Example: By the third session Mary reported a drop in her anxiety level. I asked her to again scale her highest level of anxiety since our sessions started and her current level of anxiety. We continued to work with her Thought Record to discover and reinforce thoughts based in her current reality helping her create confidence to handle her current situation. I introduced diaphragmatic breathing as a stress management technique practicing this technique in-session. Mary was provided the phone number and address to Community Counseling Center, a community based program to help provide low-cost financial education, budgeting and planning. Mary was encouraged to contact her human resources department to see if her company allowed emergency withdrawals from her retirement plans. As financial planning is out of my scope of practice, I encouraged Mary to discuss this with a qualified financial professional. Additionally, I developed an Activity Planning schedule to help Mary organize her time, manage her anxiety, build structure and set realistic, achievable goals. Mary was explicitly encouraged to make sure she schedules time to obtain support and focus on self-care activities. As Mary’s anxiety and sleep problems lessened we began to discuss her communication concerns with her husband. Mary was referred to a therapist within my agency and she and her husband did start couples therapy. I obtained the needed releases to coordinate care with the other therapist.
Late. The final stage of therapy involves solidifying the gains made, dealing with the issues of termination and providing any needed referrals.
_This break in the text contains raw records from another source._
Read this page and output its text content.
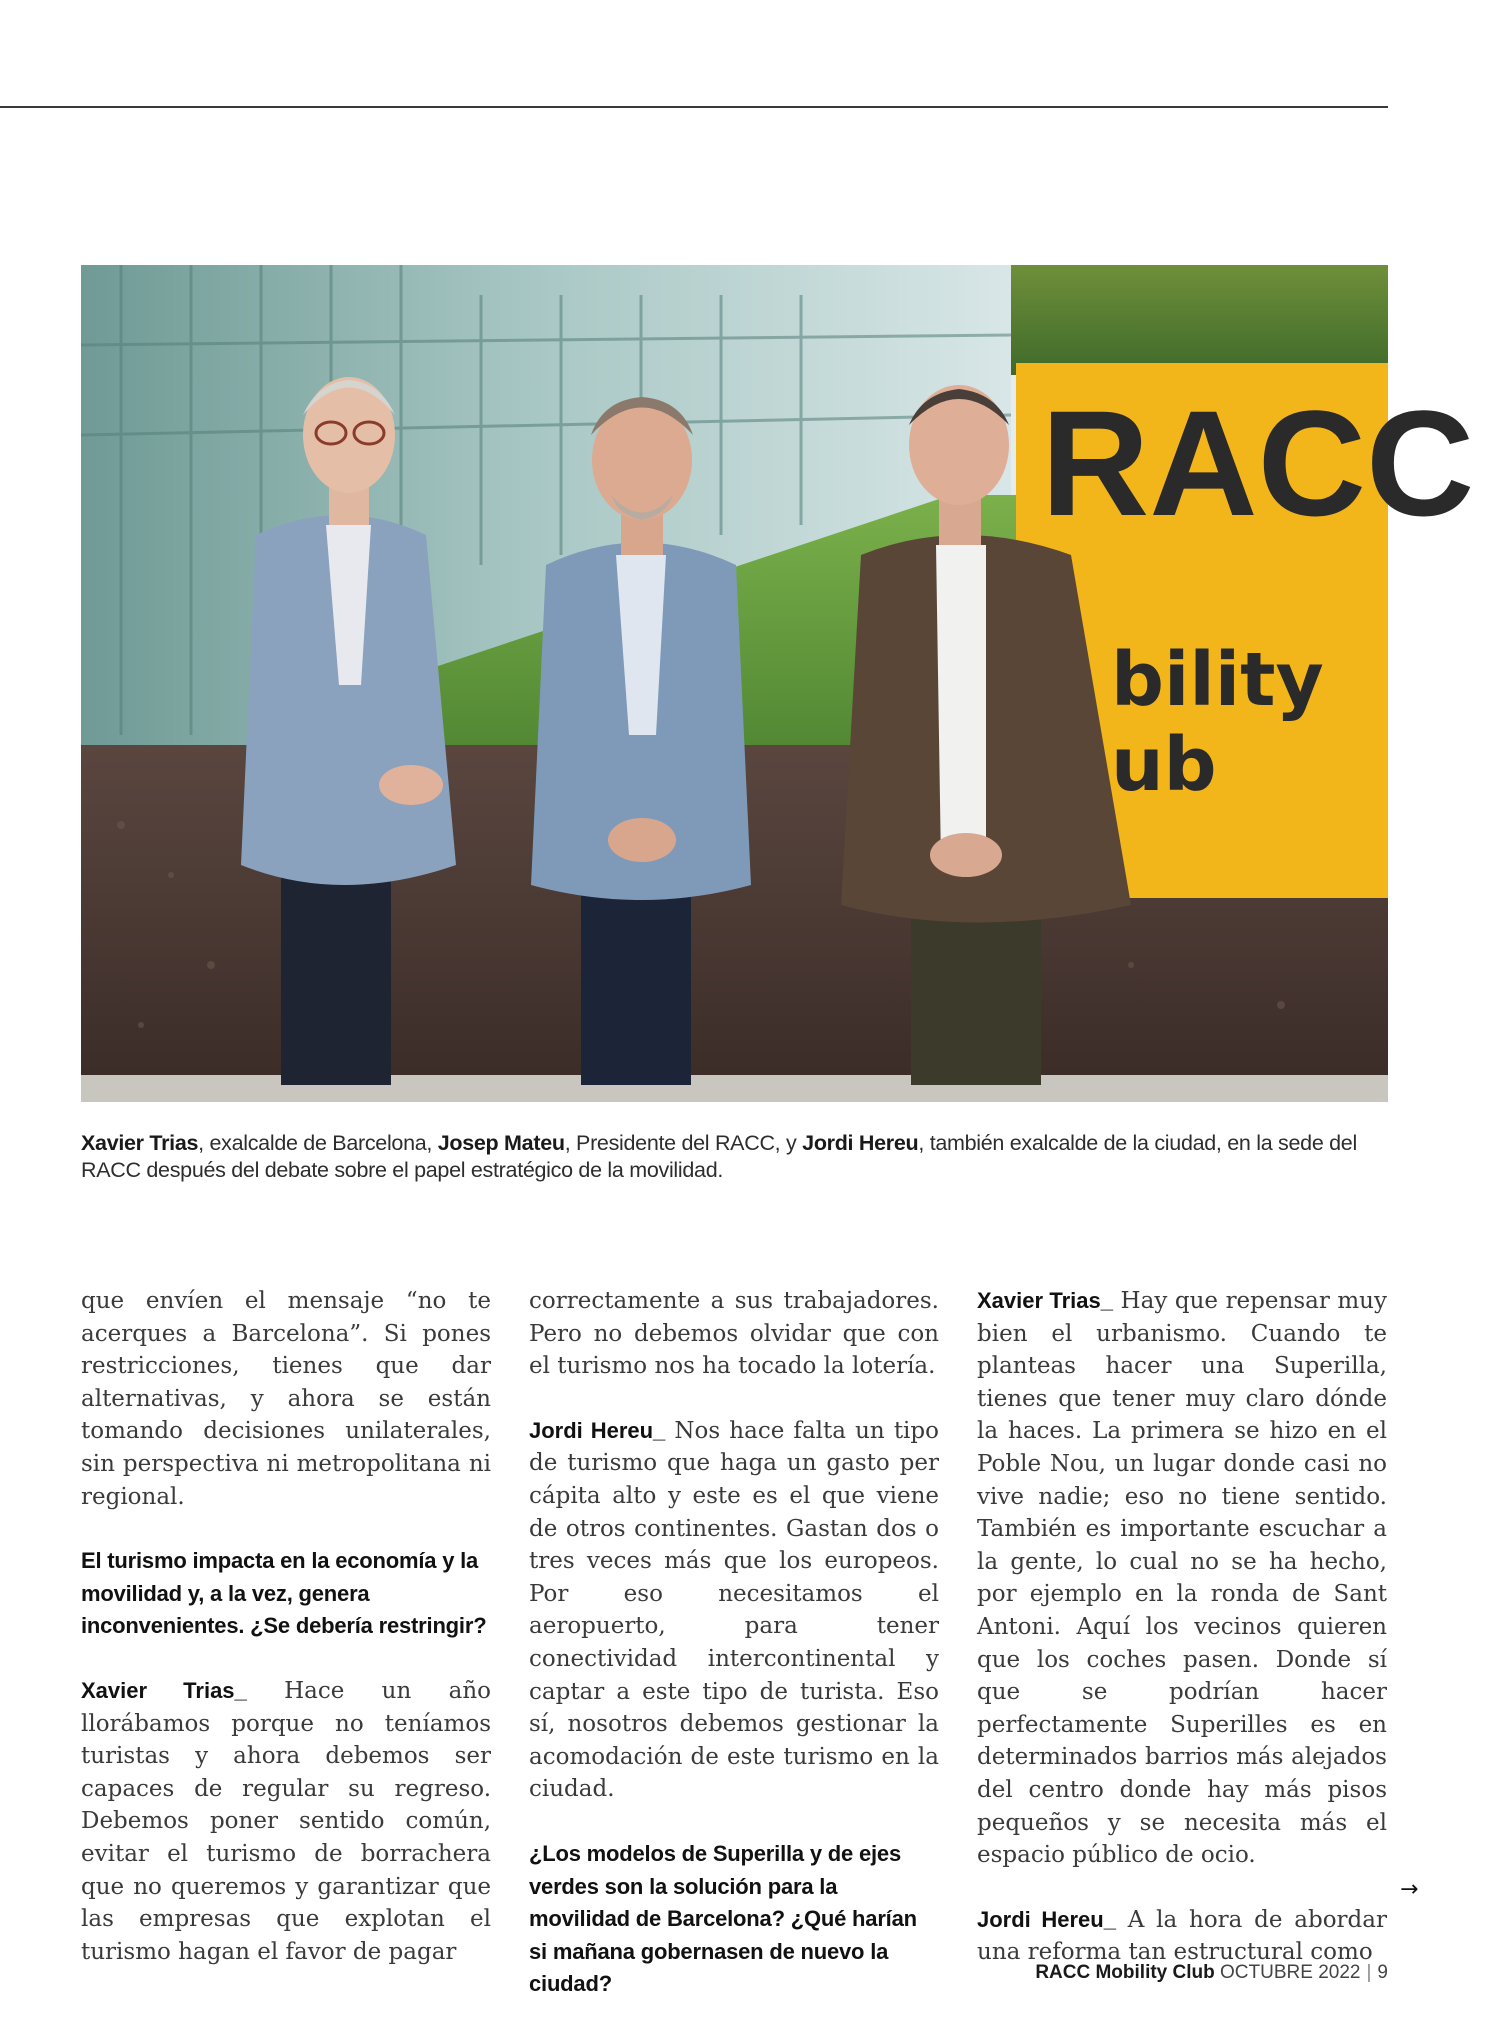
RACC
bility
ub
Xavier Trias, exalcalde de Barcelona, Josep Mateu, Presidente del RACC, y Jordi Hereu, también exalcalde de la ciudad, en la sede del RACC después del debate sobre el papel estratégico de la movilidad.

que envíen el mensaje “no te acerques a Barcelona”. Si pones restricciones, tienes que dar alternativas, y ahora se están tomando decisiones unilaterales, sin perspectiva ni metropolitana ni regional.

El turismo impacta en la economía y la movilidad y, a la vez, genera inconvenientes. ¿Se debería restringir?

Xavier Trias_ Hace un año llorábamos porque no teníamos turistas y ahora debemos ser capaces de regular su regreso. Debemos poner sentido común, evitar el turismo de borrachera que no queremos y garantizar que las empresas que explotan el turismo hagan el favor de pagar

correctamente a sus trabajadores. Pero no debemos olvidar que con el turismo nos ha tocado la lotería.

Jordi Hereu_ Nos hace falta un tipo de turismo que haga un gasto per cápita alto y este es el que viene de otros continentes. Gastan dos o tres veces más que los europeos. Por eso necesitamos el aeropuerto, para tener conectividad intercontinental y captar a este tipo de turista. Eso sí, nosotros debemos gestionar la acomodación de este turismo en la ciudad.

¿Los modelos de Superilla y de ejes verdes son la solución para la movilidad de Barcelona? ¿Qué harían si mañana gobernasen de nuevo la ciudad?

Xavier Trias_ Hay que repensar muy bien el urbanismo. Cuando te planteas hacer una Superilla, tienes que tener muy claro dónde la haces. La primera se hizo en el Poble Nou, un lugar donde casi no vive nadie; eso no tiene sentido. También es importante escuchar a la gente, lo cual no se ha hecho, por ejemplo en la ronda de Sant Antoni. Aquí los vecinos quieren que los coches pasen. Donde sí que se podrían hacer perfectamente Superilles es en determinados barrios más alejados del centro donde hay más pisos pequeños y se necesita más el espacio público de ocio.

Jordi Hereu_ A la hora de abordar una reforma tan estructural como

→
RACC Mobility Club OCTUBRE 2022 | 9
It is your ethical responsibility to provide next steps for the client upon ending your work together.
Example: By our eighth session, the symptoms Mary had presented upon intake were significantly lessened. She was utilizing resources from her MD to help improve her sleep. She was practicing diaphragmatic breathing to manage her physical symptoms of anxiety. She was using her Thought Record to actively replace thoughts that created anxiety with more realistic coping thoughts to strengthen her confidence. Mary and her husband had received useful advice from Consumer Credit Counseling and had worked out a realistic payment schedule to manage their debt. Reluctantly, Mary had even scheduled time for self care. Given her gains made I began to introduce the idea of termination as Mary had made significant progress in achieving her goals. We agreed to decrease the frequency of her sessions to twice a month. At the tenth session we agreed that barring any changes our next session would be our last. At our final session Mary’s rated level of anxiety was well below her initial visit. She stated feeling more confident in her abilities to handle her worries and that, in the long run, things will work out. Mary stated that she was planning to continue in couples therapy with her husband. She was appreciative that he was willing to work on their relationship. Mary was told she could always call back if she needed further assistance.